We LOVE Montana, it’s our home, but it’s certainly challenging trying to get all of Poppy’s needs met in such a rural state. Everything is very far away, and access even to her medications is fairly limited in the hospital setting. It was just seeming like we are constantly in the car on our way to some sort of appointment (mostly therapies) at least 30minutes + away from the house. We’ve put on over 100k miles on our van in the last 2 years..The kids and I spend more time in the car than we do at home. On many days of the week, 2 out of 3 meals are eaten in the car from the lunch box I would pack for all of us each morning. In no way do I mean to complain, because it’s honestly my pleasure to get to do all I can for her and her siblings, but looking at the big picture, it sure seemed like we were doing it the ‘hard’ way.

Philippians 4:4-7

“Rejoice in the Lord always; again I will say, Rejoice. Let your reasonableness be known to everyone. The Lord is at hand; do not be anxious about anything, but in everything by prayer and supplication with thanksgiving let your requests be made known to God. And the peace of God, which surpasses all understanding, will guard your hearts and your minds in Christ Jesus.” ESV

We’d been praying for a better way to do it all and aim for quality family life on top of it, all the while being able to afford it and be able to live in a safe neighborhood. It just seemed like the Lord may be making it obvious…so stepped out in faith and decided to check it out.
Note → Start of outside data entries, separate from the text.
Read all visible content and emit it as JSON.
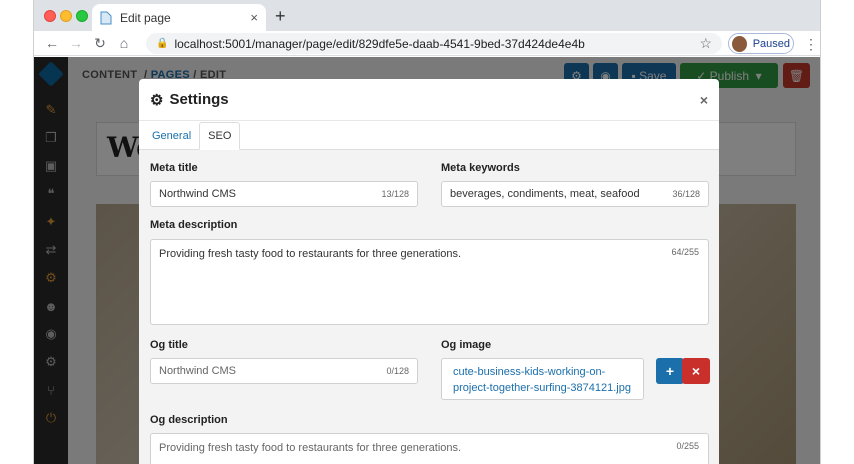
{
  "browser": {
    "tab_title": "Edit page",
    "tab_close": "×",
    "new_tab": "+",
    "url": "localhost:5001/manager/page/edit/829dfe5e-daab-4541-9bed-37d424de4e4b",
    "profile_label": "Paused"
  },
  "app": {
    "breadcrumb": {
      "content": "CONTENT",
      "sep1": "/",
      "pages": "PAGES",
      "sep2": "/",
      "edit": "EDIT"
    },
    "buttons": {
      "save": "Save",
      "publish": "Publish"
    },
    "page_title_preview": "We"
  },
  "modal": {
    "title": "Settings",
    "close": "×",
    "tabs": [
      {
        "label": "General"
      },
      {
        "label": "SEO"
      }
    ],
    "meta_title": {
      "label": "Meta title",
      "value": "Northwind CMS",
      "counter": "13/128"
    },
    "meta_keywords": {
      "label": "Meta keywords",
      "value": "beverages, condiments, meat, seafood",
      "counter": "36/128"
    },
    "meta_description": {
      "label": "Meta description",
      "value": "Providing fresh tasty food to restaurants for three generations.",
      "counter": "64/255"
    },
    "og_title": {
      "label": "Og title",
      "placeholder": "Northwind CMS",
      "counter": "0/128"
    },
    "og_image": {
      "label": "Og image",
      "value": "cute-business-kids-working-on-project-together-surfing-3874121.jpg",
      "add": "+",
      "remove": "×"
    },
    "og_description": {
      "label": "Og description",
      "placeholder": "Providing fresh tasty food to restaurants for three generations.",
      "counter": "0/255"
    }
  },
  "colors": {
    "link": "#1b6fab",
    "publish": "#2f9a42",
    "delete": "#c0392b",
    "primary": "#1b6fab",
    "danger": "#c9302c"
  }
}
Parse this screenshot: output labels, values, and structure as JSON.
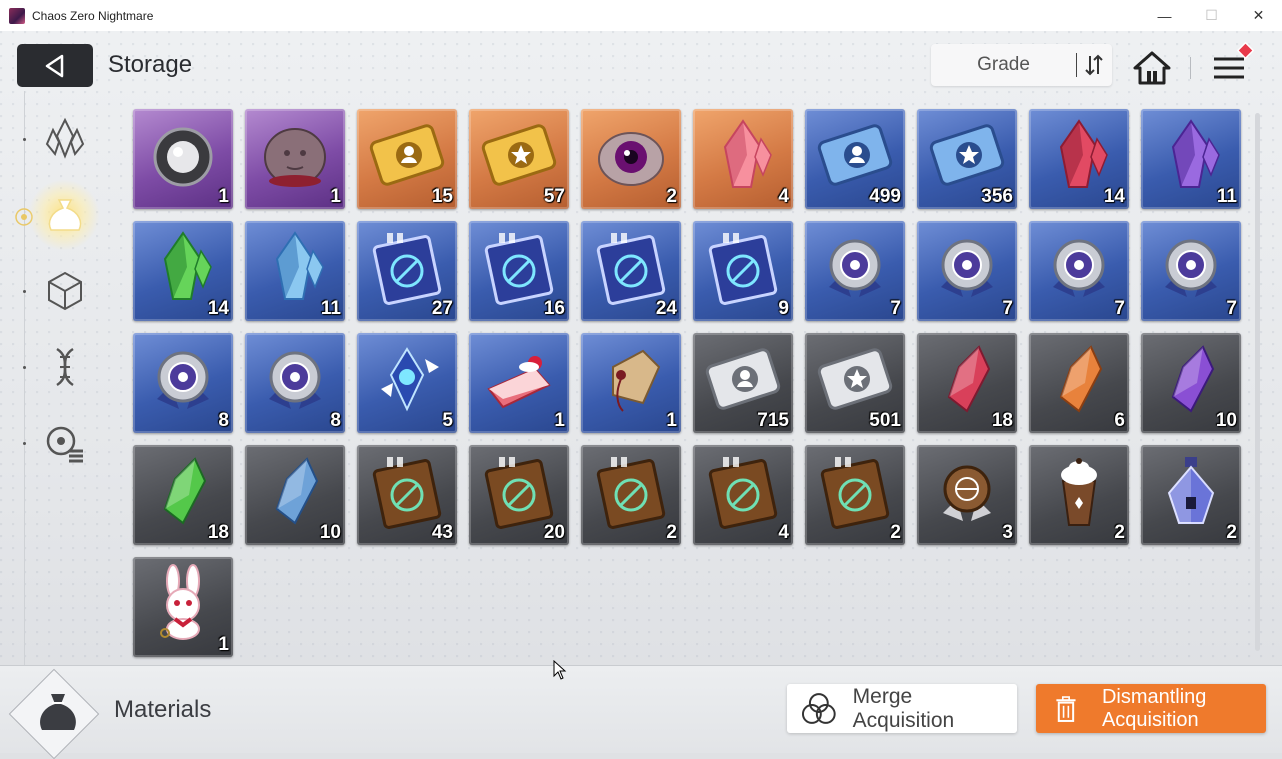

We all jumped the car and drove to Rochester. The entire trip had this sense of peace about it. We listened to a lot of Chuck Swindoll’s “Adventuring with God” sermon series 😉 The kids were hardly phased by the 17hr trip..they are so used to being in the car!! After Brad’s interview, we were able to set up a tour at Mayo of the pediatric specialty clinic areas, to kind of get a sense of how it all works there and what it ‘might’ be like if he were to get the job and we were to move there. Overall, the pediatrics seems smaller than SCH, but obviously has all the specialties Poppy currently sees.

On our way to another part of the hospital (the peds is kind of scattered throughout Mayo, not really a specific ‘children’s hospital’), we decided to take a bathroom break off to the side in this random hallway. Out of the corner of my eye, I see a doctor I recognize who took care of Poppy when she was super sick, prior to transplant- he had been doing his fellowship at SCH at the time she was sick. I totally had goosebumps!! He was obviously on his way somewhere, so I didn’t run over to say hi, but I was so relieved to see him!! I remember hearing that he had taken a position at Mayo in the PICU.

Anyway, I take my turn, and come out of the restroom, and there he is with his family standing in this side hallway!!!! I’m thinking..what?! I can’t even believe this is happening?!?!? I got to see him out of the corner of my eye..and that would have been enough Lord, but here he is, like standing steps away?!!! I say “hey, how are you doing?!” And ask him if he remembers Poppy, and he totally did!! Everyone, even the tour guide had goosebumps! He and his wife were so warm and kind. The Lord knew I needed to ‘run’ into him, to even entertain the possibility of moving…There are just no odds of ‘running’ in to anyone at Mayo, let alone him?! Mayo is huge, and peds is spread out everywhere..He visited with us about the area and the care at Mayo..he was so reassuring..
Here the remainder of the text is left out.